It's like being sucker-punched--I didn't see it coming. I'm knocked off my feet, out of breath. I grope for the ropes, struggling to stay focused. Far off, bells are ringing with a garbled sound, as if my head is in a bubble. Now it's quiet. Though there is silence in the room, I hear in my mind's ear that famous Apollo 13 voice crackling over a radio with the understatement of the century: "Houston, we have a problem."
I am staring at pictures of my head taken the night before. As art, I'd title it "Apple Slices," by Andy Warhol. For there, in front of me in stark black and white, is row after row of what looks like successive slices of an apple. But I know what they really are: magnetic resonance images of my brain. Automatically, I start scanning the images from the top. Left, right, left, right, my eyes swing across the rows in familiar silent reading fashion, dropping down and left to the next line at the end of each row.
A few rows down, two buds appear on the images, which I take to be my eyes, confirming the orientation of the slices. Now, halfway down through the ranks, a white spot appears on the left side of the apple. I watched it double in size, then redouble into the shape of a ragged blotch. I continue scanning. The blotch grows and advances relentlessly in each succeeding frame. Like time-lapse photography, I see it push through the gray mass that is my brain, invading and distorting the ventricles. Left, right, left, right, scanning is now too slow. I skip down to the next row and then the next, accelerating time and the inevitable. A slow rot is consuming this apple.
Down, down, then faster than it appeared, the white blotch begins withdrawing. Without thinking, my eyes are now scanning the rows right to left, right to left, like some Muslim cleric, until they have silently chased the blotch back into the unseen hole it crawled out of.
I hear my wife, Diane, sigh. The neurologist is just staring at the film. Somewhere a central heating blower comes to life. We are all sitting motionless, caught between horror, wonder, and disbelief. What is this? How do I get rid of it?
The bubble pops and time resumes its usual pace. ". . . are successive computer-generated slices of your brain. . . . There seems to be a large growth here, but I'm not familiar with tumors like this," intones the neurologist, struggling to remain calm.
"Yes, yes, I can see that," I say. "But now what?"
A diagnosis of cancer is a cold shock. A diagnosis of brain cancer is even more devastating because it hits you at the essence of who you are. From the moment you hear the news, you begin to doubt your abilities and perceptions. You know there is no appendage to be lopped off, no organ to be cut out to limit the disease's spread. A diagnosis of brain cancer can explain prior unusual behavior and cast doubt on who you can still be in the future. It is a special kind of timeless hell.
All boys wonder what they are going to do when they grow up. We start out young hoping for rodeos and airplane races, and graduate to presidential campaigns and Olympic finals. Along the way we learn that nothing is guaranteed and that success is hard work, endurance and little bit of good luck. So now I know. My big race in life has just started, not with the crack of a starter's pistol and the roar of the crowd, but with a sigh and the soft hum of central heating. I have seemingly lost a Great Cosmic Lottery. My challenge now is to spend the rest of my life fighting a brain tumor.
Boys also wonder aloud, lying back in our secret hideaways, what the worst thing is that can happen to them. Youthful imagination runs rampant. Kidnapped by aliens? Captured and tortured in war? Marooned on a desert island? The reality of cancer is actually the worst of all these things and far beyond my boyhood conceptions.
As maturing adults, we begin to confidently think of ourselves as almost indestructible, having conquered just a few of life's trials. Our nightmares are more about suffering petty social humiliations. Cancer is that, too.
Only after we grow up and have children of our own do we realize that the worst thing that can happen to us pales before what we can imagine happening to them and being powerless to prevent it. Because it's me with the tumor, and not them or Diane, I am relieved. I will learn how to fight this tumor and survive. They will grow up and live.
What will change? Fun family rituals will take on a new, weighty significance.

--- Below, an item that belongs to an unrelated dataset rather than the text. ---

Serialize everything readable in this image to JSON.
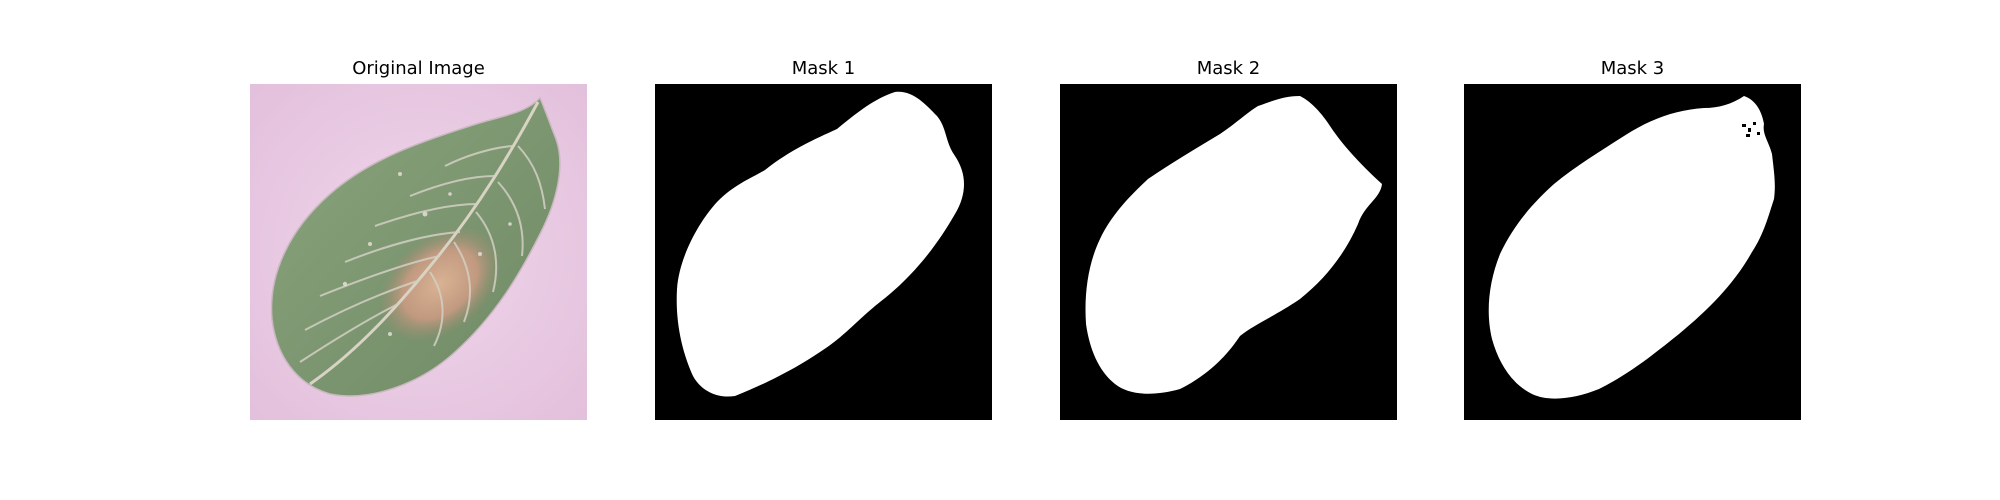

The girls' simple bedtime pleas--"Daddy, tell us a story about when you were our age" and "What was it like to live in India?"--now beg for a lesson that I might not be around to teach. Into these impromptu vignettes, once intended only to entertain and relax before lights out, I'll now weave parables about the values that are keeping me growing, and about having fun. I'll start writing stories about adventures and work in Africa, India, Alaska, and the enormity of what I'm living with now.
Diane and I walk briskly out into the parking lot, heading for a second opinion. Naively hopeful, we are already engaged in the battle, plotting strategies and discussing whom next to call. The action feels good, purposeful. Only after we're home for the night, exhausted, do the tears catch up.